You can read a paper Hattie wrote on this subject in the Online Educational Research Journal; Questionmark’s white paper on Assessments through the Learning Process offers helpful general information about reporting on assessment results.

Applications of confidence intervals in a psychometric context


Posted by Greg Pope

I have always been a fan of confidence intervals. Some people are fans of sports teams, for me, it’s confidence intervals! I find them really useful in assessment reporting contexts, all the way from item and test analysis psychometrics to participant reports.

Many of us get exposure to the practical use of confidence intervals via the media, when survey results are quoted. For example: “Of the 1,000 people surveyed, 55% said they will vote for John Doe. The margin of error for the survey was plus or minus 5% 95 times out of 100.” This is saying that the “observed” percentage of people who  say they will vote for Mr. Doe is 55% and there is a 95% chance that the “true” percentage of people who will vote for John Doe is somewhere between 50-60%.

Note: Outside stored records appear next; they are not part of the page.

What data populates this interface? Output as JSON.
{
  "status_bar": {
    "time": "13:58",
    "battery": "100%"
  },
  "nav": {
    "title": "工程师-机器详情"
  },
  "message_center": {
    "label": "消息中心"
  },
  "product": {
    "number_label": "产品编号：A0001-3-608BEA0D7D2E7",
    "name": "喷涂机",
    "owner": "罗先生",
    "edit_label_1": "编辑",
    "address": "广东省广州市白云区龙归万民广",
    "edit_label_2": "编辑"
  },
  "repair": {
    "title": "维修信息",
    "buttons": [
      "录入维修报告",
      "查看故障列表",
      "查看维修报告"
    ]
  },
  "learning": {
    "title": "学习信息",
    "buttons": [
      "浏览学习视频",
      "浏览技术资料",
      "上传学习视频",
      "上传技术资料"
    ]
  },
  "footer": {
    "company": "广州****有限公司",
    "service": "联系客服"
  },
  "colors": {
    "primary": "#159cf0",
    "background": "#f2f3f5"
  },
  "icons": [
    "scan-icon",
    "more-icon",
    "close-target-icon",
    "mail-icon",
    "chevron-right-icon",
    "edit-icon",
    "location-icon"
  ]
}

Sample size is a big factor in the margin of error: generally, the larger the sample the smaller the margin of error as we get closer to representing the population.  (We can’t survey approximately all 307,006,550 people in the US now, can we!) So if the sample was 10,000 instead of 1,000 we would expect that the margin of error would be smaller than plus or minus 5%.

These concepts are relevant in an assessment context as well. You may remember my previous post on Classical Test Theory and reliability in which I explained that an observed test score (the score a participant achieves on an assessment) is composed of a true score and error. In other words, the observed score that a participant achieves is not 100% accurate; there is always error in the measurement. What this means practically is that if a participant achieves 50% on an exam their true score could actually be somewhere between say 44% and 56%.

This notion that observed scores are not absolute has implications for verifying what participants know and can do. For example, a  participant who achieves 50% on a crane certification exam (on which the pass score is 50%) would pass the exam and be able to hop into a crane, moving stuff up and down and around. However, achieving a score right on the borderline means this person may not, in fact, know enough to pass the exam if he or she were to take it again and then be certified on crane operation. His/her supervisor might not feel very confident about letting this person operate that crane!

To deal with the inherent uncertainty around observed scores, some organizations factor this margin of error in when setting the cut score…but this is another fun topic that I touched on in another post. I believe a best practice is to incorporate a confidence interval into the reporting of scores for participants in order to recognize that the score is not an “absolute truth” and is an estimate of what a person knows and can do. A simple example of a participant report I created to demonstrate this shows a diamond that encapsulates the participant score; the vertical height of the diamond represents the confidence interval around the participant’s score.

In some of my previous posts I talked about how sample size affects the robustness of item level statistics like p-values and item-total correlation coefficients and provided graphics showing the confidence interval ranges for the statistics based on sample sizes. I believe confidence intervals are also very useful in this psychometric context of evaluating the performance of items and tests. For example, often when we see a p-value for a question of 0.600 we incorrectly accept this as the “truth” that 60% of participants got the question right. In actual fact, this p-value of 0.600 is an observation and the “true” p-value could actually be between 0.500 and 0.700, a big difference when we are carefully choosing questions to shape our assessment!

With the holiday season fast approaching, perhaps Santa has a confidence interval in his sack for you and your organization to apply to your assessment results reporting and analysis!